Recently, blogger, Chiderah Aalisa, posted an article regarding the sentencing of Corey Devon Green to 297 years in prison for charges of attempted murder, kidnapping and theft of a vehicle in Dotham, Alabama. Many in the black community are outraged and can’t understand how Corey Green can be sentenced to 297 years in prison and this length of sentence not be considered “cruel and unusual” punishment. Well, this article is aimed to give information to the black community concerning the status of the law as it relates to the following issue: when is the length of a criminal sentence considered cruel and unusual punishment? To address this issue in context of the Corey Green sentence, the article will give general background regarding application of the Eighth Amendment of the United States Constitution and the status of Alabama law.


Eighth (8th) Amendment of the United States Constitution states:
Excessive bail shall not be required, nor excessive fines imposed, nor cruel and unusual punishments inflicted.[1]

Many authorities have recognized that the constitutional prohibition of cruel and unusual punishment is to be enforced in relation to modern concepts of what constitutes "cruelty" and what is "unusual" as of the present time.[2] Although constitutional provisions barring cruel and unusual punishment are primarily aimed at inhuman and barbarous penalties, such as those involving various kinds of physical torture, it is also true that the duration of punishment, as well as the kind of punishment, comes within the purview of the constitutional proscription.[3]

Accordingly, while punishment by fine and imprisonment is not per se cruel and unusual, yet, where the duration of a sentence of imprisonment imposed on one convicted of a crime is so disproportionate to the offense committed as to shock the moral sense of the community, the punishment is constitutionally impermissible.[4] Nevertheless, although circumstances may exist under which a sentence of imprisonment may be cruel and unusual, Courts have ruled that regardless of a sentence’s severity or length, a sentence of imprisonment within the limits of a statute where the statute is deemed valid and constitutional does not ordinarily amount to cruel and unusual punishment.[5]

Status of Alabama Law

Generally, a sentence within the limits of a valid statute ordinarily is not cruel and unusual punishment.[6] There are exceptions to this general rule. There are circumstances under which a sentence may be considered cruel and unusual punishment under Alabama law.

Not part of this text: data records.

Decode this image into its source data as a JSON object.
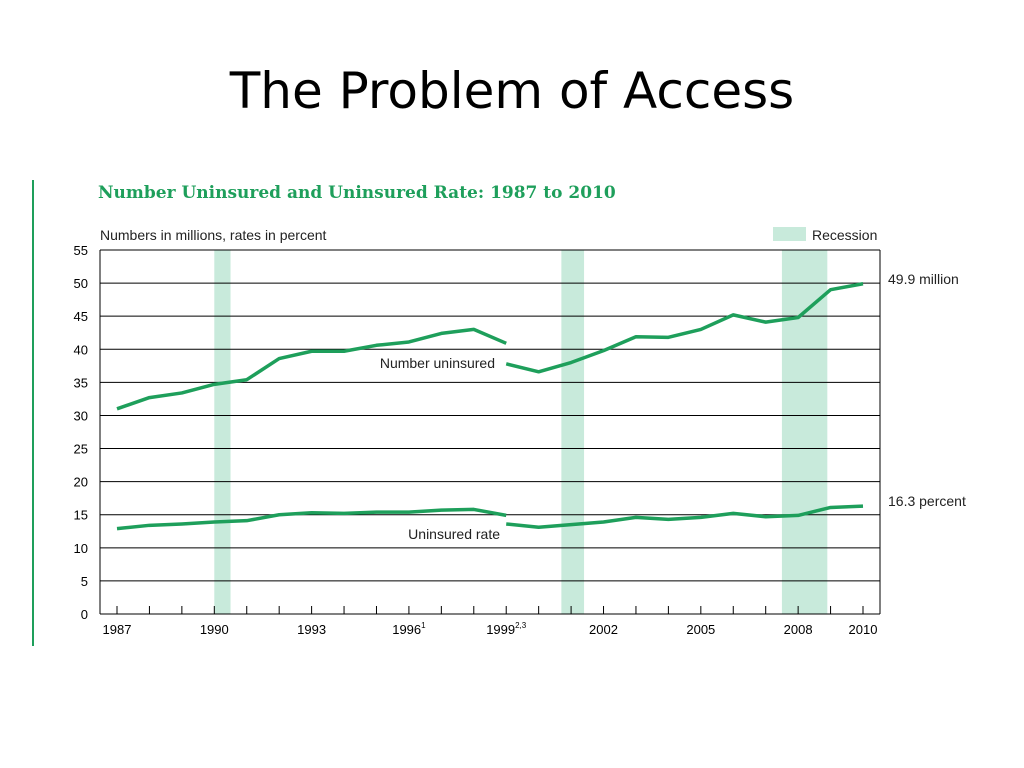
{
  "slide": {
    "title": "The Problem of Access"
  },
  "chart_data": {
    "type": "line",
    "title": "Number Uninsured and Uninsured Rate: 1987 to 2010",
    "subtitle": "Numbers in millions, rates in percent",
    "legend": {
      "label": "Recession",
      "position": "top-right"
    },
    "colors": {
      "line": "#1e9f5b",
      "recession": "#c8eadb",
      "title": "#1e9f5b"
    },
    "ylim": [
      0,
      55
    ],
    "yticks": [
      0,
      5,
      10,
      15,
      20,
      25,
      30,
      35,
      40,
      45,
      50,
      55
    ],
    "xlim": [
      1987,
      2010
    ],
    "xtick_labels": [
      {
        "year": 1987,
        "label": "1987",
        "sup": ""
      },
      {
        "year": 1990,
        "label": "1990",
        "sup": ""
      },
      {
        "year": 1993,
        "label": "1993",
        "sup": ""
      },
      {
        "year": 1996,
        "label": "1996",
        "sup": "1"
      },
      {
        "year": 1999,
        "label": "1999",
        "sup": "2,3"
      },
      {
        "year": 2002,
        "label": "2002",
        "sup": ""
      },
      {
        "year": 2005,
        "label": "2005",
        "sup": ""
      },
      {
        "year": 2008,
        "label": "2008",
        "sup": ""
      },
      {
        "year": 2010,
        "label": "2010",
        "sup": ""
      }
    ],
    "recessions": [
      {
        "start": 1990.0,
        "end": 1990.5
      },
      {
        "start": 2000.7,
        "end": 2001.4
      },
      {
        "start": 2007.5,
        "end": 2008.9
      }
    ],
    "series": [
      {
        "name": "Number uninsured",
        "end_label": "49.9 million",
        "segments": [
          [
            [
              1987,
              31.0
            ],
            [
              1988,
              32.7
            ],
            [
              1989,
              33.4
            ],
            [
              1990,
              34.7
            ],
            [
              1991,
              35.4
            ],
            [
              1992,
              38.6
            ],
            [
              1993,
              39.7
            ],
            [
              1994,
              39.7
            ],
            [
              1995,
              40.6
            ],
            [
              1996,
              41.1
            ],
            [
              1997,
              42.4
            ],
            [
              1998,
              43.0
            ],
            [
              1999,
              40.9
            ]
          ],
          [
            [
              1999,
              37.8
            ],
            [
              2000,
              36.6
            ],
            [
              2001,
              38.0
            ],
            [
              2002,
              39.8
            ],
            [
              2003,
              41.9
            ],
            [
              2004,
              41.8
            ],
            [
              2005,
              43.0
            ],
            [
              2006,
              45.2
            ],
            [
              2007,
              44.1
            ],
            [
              2008,
              44.8
            ],
            [
              2009,
              49.0
            ],
            [
              2010,
              49.9
            ]
          ]
        ]
      },
      {
        "name": "Uninsured rate",
        "end_label": "16.3 percent",
        "segments": [
          [
            [
              1987,
              12.9
            ],
            [
              1988,
              13.4
            ],
            [
              1989,
              13.6
            ],
            [
              1990,
              13.9
            ],
            [
              1991,
              14.1
            ],
            [
              1992,
              15.0
            ],
            [
              1993,
              15.3
            ],
            [
              1994,
              15.2
            ],
            [
              1995,
              15.4
            ],
            [
              1996,
              15.4
            ],
            [
              1997,
              15.7
            ],
            [
              1998,
              15.8
            ],
            [
              1999,
              14.9
            ]
          ],
          [
            [
              1999,
              13.6
            ],
            [
              2000,
              13.1
            ],
            [
              2001,
              13.5
            ],
            [
              2002,
              13.9
            ],
            [
              2003,
              14.6
            ],
            [
              2004,
              14.3
            ],
            [
              2005,
              14.6
            ],
            [
              2006,
              15.2
            ],
            [
              2007,
              14.7
            ],
            [
              2008,
              14.9
            ],
            [
              2009,
              16.1
            ],
            [
              2010,
              16.3
            ]
          ]
        ]
      }
    ]
  }
}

For example, in Wilson v. State, the Alabama Criminal Court of Appeals held that the statute mandating a sentence of life imprisonment without parole for a first drug offense of trafficking in morphine violated constitutional prohibition against cruel and unusual punishment, as applied to the defendant.[7] In Wilson, the Court outlined factors that may be considered in assessing the severity of crime, in connection with determination of whether the sentence is grossly disproportionate under constitutional prohibition against cruel and unusual punishment. The factors include consideration of the circumstances of the crime, the harm caused to the victim or to society, the culpability of the offender, and the offender's motive in committing the crime.[8]

As it relates to cumulative or consecutive sentences, Alabama courts have ruled that they do not represent cruel and unusual punishment. For example, in Jolly v. State, the Alabama Criminal Court of Appeals held that consecutive 20–year sentences for two counts of reckless manslaughter arising from a head–on collision did not violate the Eighth Amendment prohibition against cruel and unusual punishment.[9]


In Alabama, this is the current status of the law. Hopefully, those who are working to provide legal counsel to Corey Green in appeal of the Alabama trial court's sentencing will be able to see if there is a possibility to argue the case under a violation of the Eighth Amendment prohibition against cruel and unusual punishment.

Legal Disclaimer: This site provides information about the law designed to keep readers informed of pertinent legal matters affecting the African-American community. But legal information is not the same as legal advice -- the application of law to an individual's specific circumstances. Although we go to great lengths to make sure our information is accurate and useful, we recommend you consult a lawyer in your specific location if you want professional assurance that our information, and your interpretation of it, is appropriate to your particular situation.

[1] U.S. Const. amend. VIII.
[2] Am. Jur. 2d, Criminal Law § 611
[3] Am. Jur. 2d, Criminal Law § 612
[4] Am. Jur. 2d, Criminal Law §§ 612, 614
[5] Length of sentence as violation of constitutional provisions prohibiting cruel and unusual punishment, 33 A.L.R.3d 335 (2008). See also Tombrello v. State, 421 So. 2d 1319 (Ala. Crim. App. 1982).
[6] Tombrello v. State, 421 So. 2d 1319 (Ala. Crim. App. 1982).
[7] Wilson v. State, 830 So. 2d 765, 781 (Ala. Crim. App. 2001).
[8] Id. at 778.
[9] Jolly v. State, 858 So. 2d 305, 316 (Ala. Crim. App. 2002).